Scoprendo come interagiscono i bordi della luce e del contrasto nella rappresentazione visiva del cervello, gli algoritmi saranno più efficaci nel ricostruire il mondo 3D sotto la luminanza del mondo reale. Quando si stima la forma 3D da informazioni 2D, ci sono sempre ambiguità, ma questa nuova scoperta consente di correggerle.
“Attraverso milioni di anni di evoluzione, il nostro cervello ha sviluppato scorciatoie efficaci per ricostruire il 3D da informazioni 2D”, ha detto Hung. “È un problema vecchio di decenni che continua a sfidare gli scienziati della visione artificiale, anche con i recenti progressi nell’intelligenza artificiale”.

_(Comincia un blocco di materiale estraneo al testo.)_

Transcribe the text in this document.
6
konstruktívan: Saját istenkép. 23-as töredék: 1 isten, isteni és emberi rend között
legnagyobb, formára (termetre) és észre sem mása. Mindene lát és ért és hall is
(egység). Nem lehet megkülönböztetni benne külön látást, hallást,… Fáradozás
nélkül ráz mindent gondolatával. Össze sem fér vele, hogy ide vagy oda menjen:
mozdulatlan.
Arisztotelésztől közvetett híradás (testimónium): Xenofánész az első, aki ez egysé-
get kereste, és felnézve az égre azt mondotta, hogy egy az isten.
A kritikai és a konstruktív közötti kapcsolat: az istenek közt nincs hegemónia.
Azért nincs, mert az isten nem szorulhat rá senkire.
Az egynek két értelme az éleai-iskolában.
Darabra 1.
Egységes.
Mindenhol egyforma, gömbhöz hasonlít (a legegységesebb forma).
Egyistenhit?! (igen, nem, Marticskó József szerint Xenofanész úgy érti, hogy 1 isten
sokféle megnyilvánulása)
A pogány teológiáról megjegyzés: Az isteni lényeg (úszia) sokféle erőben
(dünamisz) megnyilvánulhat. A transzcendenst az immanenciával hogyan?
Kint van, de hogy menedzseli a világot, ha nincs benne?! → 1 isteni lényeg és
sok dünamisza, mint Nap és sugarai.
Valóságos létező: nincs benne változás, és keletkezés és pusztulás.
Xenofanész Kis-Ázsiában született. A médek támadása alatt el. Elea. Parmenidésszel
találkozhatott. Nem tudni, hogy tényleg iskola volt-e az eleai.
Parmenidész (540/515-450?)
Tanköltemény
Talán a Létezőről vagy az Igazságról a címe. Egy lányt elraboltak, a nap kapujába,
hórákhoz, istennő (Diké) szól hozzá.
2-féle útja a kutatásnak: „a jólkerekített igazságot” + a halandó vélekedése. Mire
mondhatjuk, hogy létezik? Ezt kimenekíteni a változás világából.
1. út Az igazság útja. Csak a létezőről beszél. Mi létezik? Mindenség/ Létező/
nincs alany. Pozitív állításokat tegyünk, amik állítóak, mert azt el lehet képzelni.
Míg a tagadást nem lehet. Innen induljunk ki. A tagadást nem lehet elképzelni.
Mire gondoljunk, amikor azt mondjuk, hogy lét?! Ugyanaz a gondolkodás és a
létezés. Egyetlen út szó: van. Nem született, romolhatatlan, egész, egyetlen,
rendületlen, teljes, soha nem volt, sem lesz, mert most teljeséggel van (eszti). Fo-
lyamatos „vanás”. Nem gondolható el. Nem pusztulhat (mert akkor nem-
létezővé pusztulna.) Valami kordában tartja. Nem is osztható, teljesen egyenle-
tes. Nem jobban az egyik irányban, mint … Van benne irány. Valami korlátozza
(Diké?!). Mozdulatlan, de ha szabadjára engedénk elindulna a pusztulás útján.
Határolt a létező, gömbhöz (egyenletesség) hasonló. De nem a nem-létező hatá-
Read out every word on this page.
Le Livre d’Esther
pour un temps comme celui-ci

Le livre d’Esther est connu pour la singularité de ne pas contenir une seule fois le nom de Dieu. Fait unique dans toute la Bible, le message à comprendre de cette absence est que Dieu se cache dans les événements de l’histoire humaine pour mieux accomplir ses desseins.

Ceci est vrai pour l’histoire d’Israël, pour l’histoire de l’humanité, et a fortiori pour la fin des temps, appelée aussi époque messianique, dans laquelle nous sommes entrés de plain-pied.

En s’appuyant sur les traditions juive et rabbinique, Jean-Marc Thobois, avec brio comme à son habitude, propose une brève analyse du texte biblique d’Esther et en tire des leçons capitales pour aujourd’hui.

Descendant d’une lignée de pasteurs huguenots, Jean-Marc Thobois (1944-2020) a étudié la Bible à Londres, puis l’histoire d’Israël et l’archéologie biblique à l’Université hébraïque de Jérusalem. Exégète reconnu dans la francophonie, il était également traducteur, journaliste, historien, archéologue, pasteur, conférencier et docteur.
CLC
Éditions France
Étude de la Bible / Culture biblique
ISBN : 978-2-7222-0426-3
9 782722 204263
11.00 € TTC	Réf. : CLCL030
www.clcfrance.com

La scoperta del team è importante anche per lo sviluppo di dispositivi di intelligenza artificiale come il radar e la comprensione del parlato a distanza, che utilizzano il rilevamento di un’ampia gamma dinamica.
“La questione della gamma dinamica non è solo un problema di rilevamento”, ha detto Hung. “Potrebbe anche essere un problema più generale nel calcolo del cervello perché i singoli neuroni hanno decine di migliaia di input. Come si costruiscono algoritmi e architetture in grado di ascoltare gli input giusti in contesti diversi? Ci auguriamo che, lavorando su questo problema a livello sensoriale, possiamo confermare che siamo sulla strada giusta, in modo da poter avere gli strumenti giusti quando costruiamo Als più complessi “.